Turkish firm on track to be first B2B unicorn
Engin Esen - ISTANBUL
AloTech, which provides cloud-based call center software solutions on a global scale, is poised to join Turkey’s growing list of unicorns, one of its founders has told Daily News in an email interview.
“We believe that we will be a technology unicorn from Turkey. We are one of the rare tech companies that investors deem as ones that have a potential to reach a market value of $1 billion,” said Cenk Soyak, who founded the firm with İdris Avcı in 2012.
Since Korhan Erçin joined the founding partners in 2019, the company ramped operations up, posting an annual growth rate of around 100 percent each year.
With an international staff of 105, it helps more than 600 customers managing a total call center traffic of about 60 million minutes per month. The company’s global brand Call Center Studio has already made inroads into 27 markets including the United States, Romania and Nigeria.
Call center software market will expand to over $90 billion by 2028, according to analysts. That gives AloTech the upper hand in the unicorn race, according to Soyak.
Turkish unicorns, namely Peak Games, Dream Games, online commerce giants Trendyol and Hepsiburada, and app-based fast delivery firm Getir, are all business-to-customer (B2C) platforms, Soyak noted.
“Because we are offering a B2B [business-to-business] platform, we know that we have a tough row to hoe. Nevertheless, our sector is among the ones that has been rising in a fast pace,” he added. “The investment world shows great interest to companies that produce their own technology and opens to the world fast.”
In an investment round led by Collective Spark last month, AloTech attracted $3 million from TechOne Ventures and angel investors including Nevzat Aydın, Alp Saul, Galip Selçuk and Kerim Kotan.
With its improved financials, the company leaders now aim at focusing on the North American market, where AloTech managed to enter the prestigious Red Herring Top 100 list.
They are also planning to draw investments from American venture capital between 12 and 18 months.

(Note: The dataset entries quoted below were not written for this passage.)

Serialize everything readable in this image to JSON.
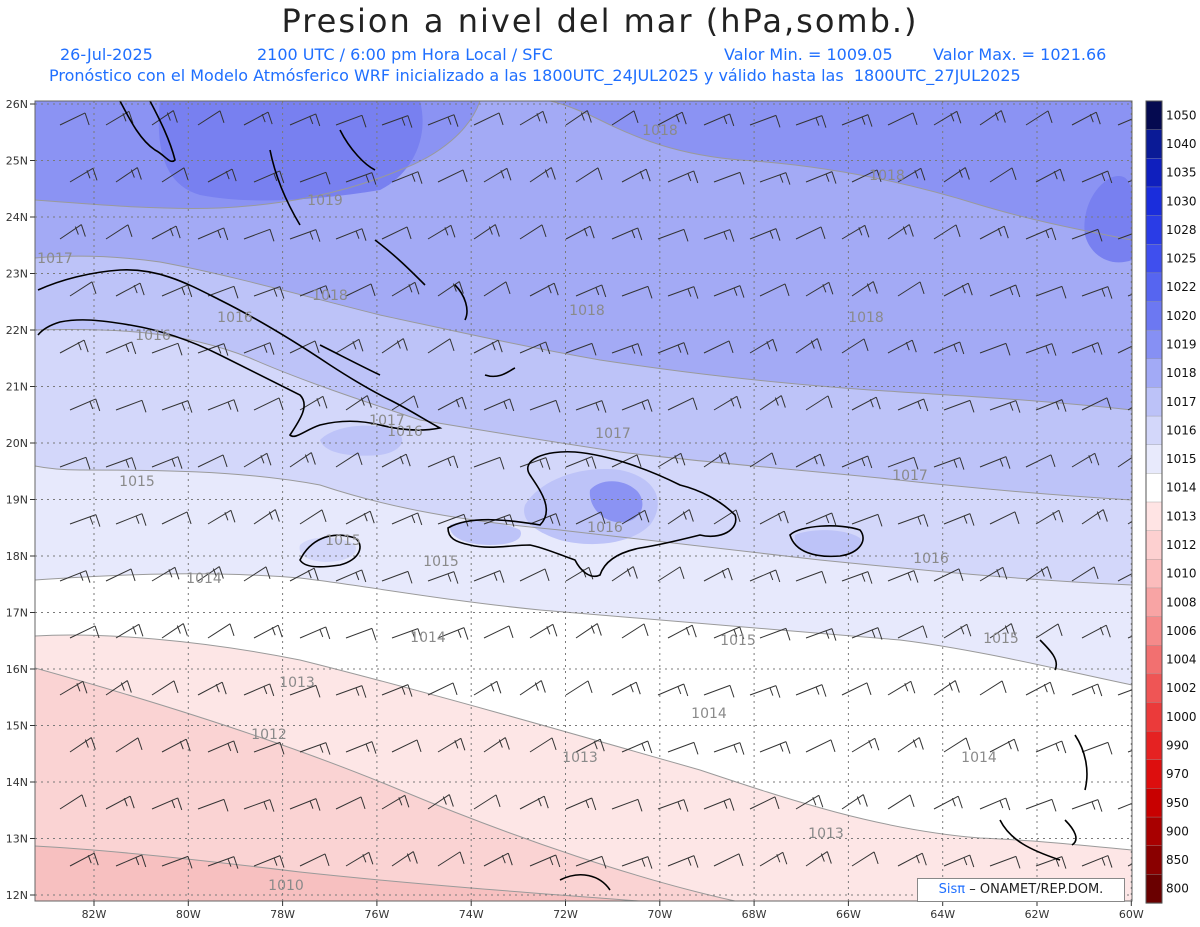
{
  "header": {
    "title": "Presion a nivel del mar (hPa,somb.)",
    "date": "26-Jul-2025",
    "time": "2100 UTC / 6:00 pm Hora Local / SFC",
    "min_label": "Valor Min. = 1009.05",
    "max_label": "Valor Max. = 1021.66",
    "description": "Pronóstico con el Modelo Atmósferico WRF inicializado a las 1800UTC_24JUL2025 y válido hasta las  1800UTC_27JUL2025"
  },
  "axes": {
    "lat_labels": [
      "26N",
      "25N",
      "24N",
      "23N",
      "22N",
      "21N",
      "20N",
      "19N",
      "18N",
      "17N",
      "16N",
      "15N",
      "14N",
      "13N",
      "12N"
    ],
    "lon_labels": [
      "82W",
      "80W",
      "78W",
      "76W",
      "74W",
      "72W",
      "70W",
      "68W",
      "66W",
      "64W",
      "62W",
      "60W"
    ]
  },
  "colorbar": {
    "levels": [
      "1050",
      "1040",
      "1035",
      "1030",
      "1028",
      "1025",
      "1022",
      "1020",
      "1019",
      "1018",
      "1017",
      "1016",
      "1015",
      "1014",
      "1013",
      "1012",
      "1010",
      "1008",
      "1006",
      "1004",
      "1002",
      "1000",
      "990",
      "970",
      "950",
      "900",
      "850",
      "800"
    ],
    "colors": [
      "#050a50",
      "#0a1a96",
      "#0f1fbe",
      "#1a2ddc",
      "#2a3ce6",
      "#3f4fee",
      "#5665f0",
      "#6c78f2",
      "#8690f4",
      "#a2aaf6",
      "#bcc2f8",
      "#d3d7fa",
      "#e8eafc",
      "#ffffff",
      "#ffe4e4",
      "#fdd0d0",
      "#fbbcbc",
      "#f8a4a4",
      "#f58a8a",
      "#f27070",
      "#ef5555",
      "#eb3a3a",
      "#e52222",
      "#dd0e0e",
      "#c80000",
      "#a80000",
      "#8a0000",
      "#6a0000"
    ]
  },
  "map_colors": {
    "p1019": "#8b93f3",
    "p1018": "#a3aaf5",
    "p1017": "#bdc3f8",
    "p1016": "#d3d7fa",
    "p1015": "#e7e9fc",
    "p1014": "#ffffff",
    "p1013": "#fde6e6",
    "p1012": "#fad3d3",
    "p1010": "#f7c0c0"
  },
  "contour_labels": [
    "1018",
    "1018",
    "1019",
    "1017",
    "1018",
    "1018",
    "1018",
    "1016",
    "1016",
    "1017",
    "1016",
    "1017",
    "1017",
    "1015",
    "1016",
    "1015",
    "1015",
    "1014",
    "1014",
    "1015",
    "1015",
    "1016",
    "1013",
    "1014",
    "1012",
    "1013",
    "1014",
    "1010",
    "1013"
  ],
  "credit": {
    "brand": "Sisπ",
    "text": "– ONAMET/REP.DOM."
  }
}
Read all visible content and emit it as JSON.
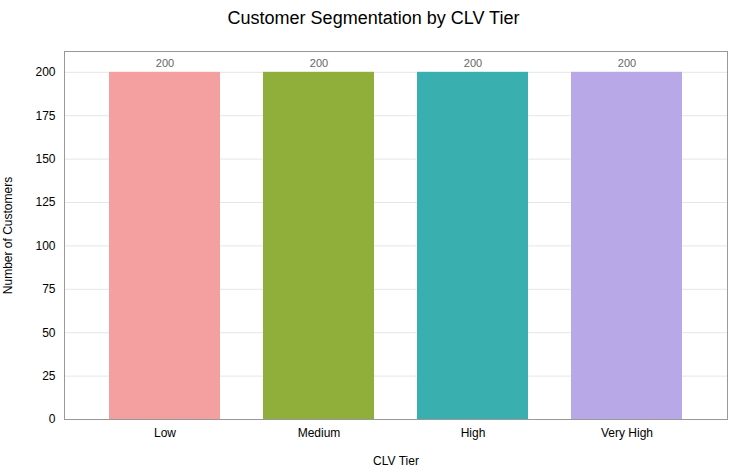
{
  "chart_data": {
    "type": "bar",
    "title": "Customer Segmentation by CLV Tier",
    "categories": [
      "Low",
      "Medium",
      "High",
      "Very High"
    ],
    "values": [
      200,
      200,
      200,
      200
    ],
    "colors": [
      "#F4A0A0",
      "#8FAF3A",
      "#3AAFAF",
      "#B8A8E8"
    ],
    "xlabel": "CLV Tier",
    "ylabel": "Number of Customers",
    "ylim": [
      0,
      212
    ],
    "yticks": [
      0,
      25,
      50,
      75,
      100,
      125,
      150,
      175,
      200
    ],
    "grid": true,
    "data_labels": true
  }
}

“There are two main reasons in prioritizing North America. First, North America makes half of the world’s call center software market. Second, we have accelerated our works on the global arena after demand for our services and solutions increased during the [COVID-19] pandemic period. Then we saw that decisions are made more quickly to get products and services in the North American market, and the financial capabilities are much higher in that market,” said Soyak.
Turkish startups can get more support from technoparks and Research and Development (R&D) centers compared to world peers, he said, adding that, “Now, we are more aware of our advanced technology, human resources, creativity and growth potential abroad. Especially the high valuations the Turkish unicorns reached in a short while have motivated other entrepreneurs.”
In the first half of this year, Turkish startups attracted about $1.3 billion in foreign investments, according to the Industry and Technology Ministry.